Plaintiffs state that “nothing was suspected prior to July or August of 2012. . . .” See Pl. Br. at 10. These “suspicions” arising in July or August of 2012 coincide in time with the decision in Chesemore, dated July 24, 2012. The events of the Chesemore litigation, on their face, have nothing to do with the events described in the complaint in this case. This case concerns a scheme to funnel money to DBF, a company Fenkell controlled, through transactions with Stonehenge, a firm that had a contract with Alliance. Doc. No. 1, at 14-17. There are also allegations that Fenkell improperly donated ESOP funds to his children’s schools. Doc. No. 1, at 17. The Chesemore litigation is not related to the events described in this complaint. At best it appears the judgment in that case served as a stimulus to conduct a thorough investigation of Fenkell’s dealings. That is not the same as discovering a loss. The one proof of loss form properly before me does not conclusively establish when Alliance knew enough about these breaches of duty that a reasonable person would have concluded there was a covered loss.

Alliance and other plaintiffs filed an action against Fenkell and other defendants on May 1, 2013 that alleges much of the wrongdoing that forms the basis of the claim for coverage in this case.
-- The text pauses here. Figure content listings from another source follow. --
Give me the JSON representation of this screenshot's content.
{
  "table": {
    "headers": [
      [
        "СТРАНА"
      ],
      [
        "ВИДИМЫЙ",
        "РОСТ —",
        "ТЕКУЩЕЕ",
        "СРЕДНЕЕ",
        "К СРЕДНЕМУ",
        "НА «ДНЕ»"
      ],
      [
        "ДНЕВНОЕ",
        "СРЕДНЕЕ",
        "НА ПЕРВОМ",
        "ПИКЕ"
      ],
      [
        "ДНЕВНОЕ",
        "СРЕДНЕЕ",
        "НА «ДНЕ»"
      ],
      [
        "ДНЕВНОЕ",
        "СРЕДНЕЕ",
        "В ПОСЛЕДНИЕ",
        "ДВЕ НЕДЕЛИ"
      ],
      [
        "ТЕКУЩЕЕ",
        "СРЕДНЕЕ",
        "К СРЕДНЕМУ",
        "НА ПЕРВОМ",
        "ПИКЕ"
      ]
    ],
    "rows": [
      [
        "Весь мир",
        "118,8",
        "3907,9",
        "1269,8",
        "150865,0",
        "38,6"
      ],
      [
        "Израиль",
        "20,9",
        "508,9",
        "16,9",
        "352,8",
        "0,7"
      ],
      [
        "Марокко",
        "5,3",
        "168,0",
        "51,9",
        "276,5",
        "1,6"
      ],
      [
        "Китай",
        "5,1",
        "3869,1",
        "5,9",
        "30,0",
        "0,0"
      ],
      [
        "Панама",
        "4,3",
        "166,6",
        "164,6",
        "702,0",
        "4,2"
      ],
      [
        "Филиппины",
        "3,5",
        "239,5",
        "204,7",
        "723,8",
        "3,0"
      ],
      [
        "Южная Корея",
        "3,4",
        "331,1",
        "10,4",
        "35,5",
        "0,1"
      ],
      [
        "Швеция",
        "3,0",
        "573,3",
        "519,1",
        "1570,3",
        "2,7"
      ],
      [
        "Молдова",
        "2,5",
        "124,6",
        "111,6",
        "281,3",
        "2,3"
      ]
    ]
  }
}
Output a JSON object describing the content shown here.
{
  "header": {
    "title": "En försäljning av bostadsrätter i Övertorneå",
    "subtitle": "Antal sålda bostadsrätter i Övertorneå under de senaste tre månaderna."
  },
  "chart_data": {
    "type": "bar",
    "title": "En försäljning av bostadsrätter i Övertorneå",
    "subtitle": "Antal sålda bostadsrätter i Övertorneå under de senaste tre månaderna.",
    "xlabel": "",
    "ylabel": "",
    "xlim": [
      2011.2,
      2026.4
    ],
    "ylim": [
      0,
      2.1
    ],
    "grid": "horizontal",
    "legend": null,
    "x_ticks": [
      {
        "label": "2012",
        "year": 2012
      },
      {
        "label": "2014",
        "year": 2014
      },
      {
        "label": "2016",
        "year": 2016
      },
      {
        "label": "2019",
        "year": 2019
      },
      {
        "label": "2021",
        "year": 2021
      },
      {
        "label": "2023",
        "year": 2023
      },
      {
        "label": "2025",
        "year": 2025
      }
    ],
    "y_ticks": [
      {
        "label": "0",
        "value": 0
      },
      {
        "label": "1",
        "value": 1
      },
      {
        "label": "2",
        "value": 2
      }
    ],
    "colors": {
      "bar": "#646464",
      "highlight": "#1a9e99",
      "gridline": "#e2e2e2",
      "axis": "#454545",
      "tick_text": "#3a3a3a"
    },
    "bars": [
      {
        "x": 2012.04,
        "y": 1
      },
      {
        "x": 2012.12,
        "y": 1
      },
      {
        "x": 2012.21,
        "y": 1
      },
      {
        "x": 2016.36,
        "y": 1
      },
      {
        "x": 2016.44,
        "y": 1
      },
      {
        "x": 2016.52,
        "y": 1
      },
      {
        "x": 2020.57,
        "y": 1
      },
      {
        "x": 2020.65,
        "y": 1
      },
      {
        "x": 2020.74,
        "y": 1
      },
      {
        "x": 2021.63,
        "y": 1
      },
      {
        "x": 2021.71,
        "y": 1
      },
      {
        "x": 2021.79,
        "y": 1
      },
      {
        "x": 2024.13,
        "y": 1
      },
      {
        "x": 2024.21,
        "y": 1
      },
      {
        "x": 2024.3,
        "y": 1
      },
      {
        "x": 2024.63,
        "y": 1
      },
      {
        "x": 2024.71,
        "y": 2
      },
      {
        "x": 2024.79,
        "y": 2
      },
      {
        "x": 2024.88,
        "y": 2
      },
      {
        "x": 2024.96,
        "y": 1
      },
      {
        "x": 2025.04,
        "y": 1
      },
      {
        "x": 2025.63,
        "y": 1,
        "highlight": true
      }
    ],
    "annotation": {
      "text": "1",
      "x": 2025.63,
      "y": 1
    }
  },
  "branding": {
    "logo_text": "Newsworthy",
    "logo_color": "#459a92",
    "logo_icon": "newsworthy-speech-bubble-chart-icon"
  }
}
See Barbie Spear, v. David B. Fenkell, et al, No. 13-cv- 02391, Doc. No. 1. Obviously plaintiffs had “discovered” the wrongdoing by May 1, 2013.[9] But the October 30, 2014 filing date is well within the two-year period counted forward from May 1, 2013.

Westfield argues that the Alliance had counsel “actively representing their interest with respect to the instant claims investigation.” Def. Br. at 8. This representation extended from at least the June 2014 denial of the claim by Westfield[10]until Alliance finally filed a Writ of Summons in state court. See Id. at 8-9. Alliance “declined to file a one (1) page Writ of Summons over the course of the next two (2) months through August 2012 prior to the expiration of the suit limitation.” Id. at 9. Indeed, Alliance did not file a suit until the October 30, 2014 date that might have been suggested in the property loss notice of October 31, 2012. See Doc. No. 13-1, at 12. Alliance provides no explanation for the delay, other than opaque references to “very complex” claims. See Doc. No. 13-1, Exhibit 1, ¶ 9. This delay occurred even as it had apparently identified the amount of loss to be between $1 million and $3 million. See id, Exhibit B. And the claim lingered even as the Chesemore litigation continued in the Western District of Wisconsin, and the Spear v. Fenkell litigation continued in this court. These facts concededly paint a disconcerting picture. Nevertheless, whether Alliance was represented during the investigation, and whether it might have been prudent to file suit in advance of the earliest conceivable limitations deadline, are not facts that are properly before me.

In the end I am constrained by the dearth of facts in the sources properly before me. What Plaintiff knew about Fenkell’s breaches of fiduciary duty toward Alliance, and when Alliance knew it, are the facts that control the date of discovery, under the definition in the policy. At least as far as I can tell now, the covered event in this case was a sprawling, difficult to detect breach of ERISA fiduciary duty. This was not an employee who stole a diamond necklace and an insured waiting on an appraisal before filing a proof of loss. Here, the employer did not even know if wrongdoing had occurred until a complicated investigation took place. I cannot find that mere suspicion constituted "discovery, " and I am not certain, at this stage, whether Alliance's knowledge before October 31, 2012 amounted to more than that.

I conclude that a motion to dismiss on the pleadings is not appropriate. I will deny the Rule 12(c) motion and direct the parties to contact my chambers at once to arrange a Rule 16 conference. At that conference I will discuss with counsel a limited period of discovery on the issue of exactly when Plaintiffs discovered their loss.